一颗小脑袋点的,就跟小鸡啄米一般,也真是的,可难为她了,真不知道她是从什么地方得来的信心,就这么坚定的认为,李金羽是来参加石老太爷的八十大寿的。虽然最终的这个事实被她瞎猫碰上死耗子般的蒙对了,但是,似乎,李金羽从头到脚都没有明确的点出来这个问题吧,自己脑补,还能这么坚定,可想而知,情窦初开的小女人,真心是惹不起啊!
“没错!就是!”
“奥!”
能够资格参加石老太爷的八十大寿,看来也算是个人物,要知道那石老太爷虽然只不过是个盐商,可问题是人家交游广阔啊,大把大把的银子,流水一般的撒出去,真可谓是知交满天下啊,就这一次的八十大寿,自己这些人,打破头的想要凑过去呢,哪怕是只表演一个节目也好啊,那在这扬州城里头,绝对是尽人皆知啊,知名度蹭蹭的,直接飞上楼顶啊!
这倒是有点意思啦,说不定还真的可以给他这么一个机会呢。
毕竟能把跟着自己从而导致有些眼高于顶的小云迷的如此神魂颠倒的,可见来人必有其过人之处。
可问题是这接下来该如何操作呢?!总不能就这么直吼吼的上去说,你来吧!你来吧!那样自己这个四大花魁之首也未免太掉价了吧!
是该想个万全之策才对!
咦!有啦!可以这么操作嘛!
突兀之间,书香便是想到了一个两全其美的办法。
“小云,规则毕竟是我们事先制定好的,总不好自己打自己的脸吧,你先别着急~”说着,书香伸手制止了想要插话的小云,继续说道,“咱们这毕竟是诗会,以诗会友的地方,念在他们是初来扬州的份上,我可以给他们一个机会。
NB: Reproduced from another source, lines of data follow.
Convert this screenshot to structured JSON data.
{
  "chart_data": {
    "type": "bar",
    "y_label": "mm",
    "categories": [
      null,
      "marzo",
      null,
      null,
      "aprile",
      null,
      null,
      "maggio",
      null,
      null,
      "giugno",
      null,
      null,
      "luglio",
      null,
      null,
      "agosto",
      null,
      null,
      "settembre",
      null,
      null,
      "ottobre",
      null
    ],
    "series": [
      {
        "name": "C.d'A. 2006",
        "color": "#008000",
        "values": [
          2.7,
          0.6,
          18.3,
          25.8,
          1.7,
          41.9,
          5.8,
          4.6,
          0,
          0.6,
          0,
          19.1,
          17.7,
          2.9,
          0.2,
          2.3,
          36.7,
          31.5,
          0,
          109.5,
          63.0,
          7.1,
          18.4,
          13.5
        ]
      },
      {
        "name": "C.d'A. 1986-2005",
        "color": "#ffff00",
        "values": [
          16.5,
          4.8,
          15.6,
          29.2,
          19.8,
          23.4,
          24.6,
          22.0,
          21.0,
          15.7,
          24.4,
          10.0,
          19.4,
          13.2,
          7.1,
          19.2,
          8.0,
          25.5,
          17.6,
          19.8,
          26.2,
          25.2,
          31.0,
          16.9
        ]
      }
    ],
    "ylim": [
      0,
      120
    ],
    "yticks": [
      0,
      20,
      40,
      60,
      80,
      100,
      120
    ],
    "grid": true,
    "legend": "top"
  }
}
这样吧,你出去跟他们说,这一次咱们诗会的内容是赏花,就以赏花为题,只要能够吟的出来一首还算过得去的诗,就可以放他进来。”
“好嘞!姐姐,我这就出去通知公子!”
说罢,小云直吼吼的就要往外走去。“先别着急,我话还没说完呢!”
书香赶紧喊住了扭头要走的小云,“小云,你也应该清楚,咱们这个诗会,是经过统筹安排的,邀请的人数,完全是按照画舫所能够承载的最大人数来安排的。这个,硬塞进三个两个的还可以,人数真的要是多了的话,剩下的想必我也不用多说了吧?”
“姐姐,你放心吧!我明白怎么做的!”
说罢小云扭头就要走,但是一条腿抬到半空,还没来得及落地的时候,突然间她又扭过头来问道,“姐姐,这回没有什么要继续吩咐的了吧?”
“没了,没了,快去吧!快去吧!不耽误你去会你的心上人了。”
“什么嘛!”
嘴里边嘟囔了一句,小云没有答话,迈开脚步,急匆匆的就走了。毕竟公子,他还在外面等着呢,等了这么久,想必也改着急了吧?
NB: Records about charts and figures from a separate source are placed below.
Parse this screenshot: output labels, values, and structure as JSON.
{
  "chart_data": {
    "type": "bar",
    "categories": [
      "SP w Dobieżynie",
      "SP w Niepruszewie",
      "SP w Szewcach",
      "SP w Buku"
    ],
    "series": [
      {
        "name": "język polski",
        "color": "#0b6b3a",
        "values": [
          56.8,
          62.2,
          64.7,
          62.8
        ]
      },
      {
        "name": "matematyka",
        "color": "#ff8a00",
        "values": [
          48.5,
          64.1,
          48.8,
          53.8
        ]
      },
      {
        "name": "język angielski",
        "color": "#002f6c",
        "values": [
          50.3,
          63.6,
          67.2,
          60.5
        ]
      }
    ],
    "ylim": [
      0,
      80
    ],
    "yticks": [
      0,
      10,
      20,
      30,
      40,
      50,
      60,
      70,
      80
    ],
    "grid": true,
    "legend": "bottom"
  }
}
这一课刻就仿佛是地球引力,在她的身上彻底的失去了作用,整个人如同飞起来一般,嗖的一下,便是通过了连接卧房与舱门的那一道窄窄的巷道。
“公子,公子,实在不好意思,为了今天的诗会,我家小姐日夜操劳的,刚刚偷了点闲空,小憩了一下,补了补精神,这不,耽搁的时间就多少有些长了点,你不会怪我吧。”
“怎么敢怪小云姑娘你呢!你毕竟也是在为我的事情忙碌,不着急!不着急!看把你累的,还是先休息一下再说吧。”
贴心!真是贴心!
小云姑娘的心里甜蜜蜜的,刚才那一遛小跑所造成的疲惫感,这一刻,烟消云散,似乎是就从来没有存在过一般。
“公子,我不累。以前都这么小跑着习惯了。”
切!你这个见了男人就迈不开腿的家伙!瞎话编的还挺顺溜的!
超级龙套胖大海,此时此刻又钻出来刷了一下存在感。
“公子,刚才我已经进去请示我家小姐了。”
“那你家小姐怎么说?可以给我们通融一下吗?”
“我家小姐说啦,事无规矩不成方圆!按理说,没有邀请函是绝对不允许进来的,但是我据此力争,把公子的实际情况跟我家小姐说了一下,最终,我家小姐答应了给公子一个机会。”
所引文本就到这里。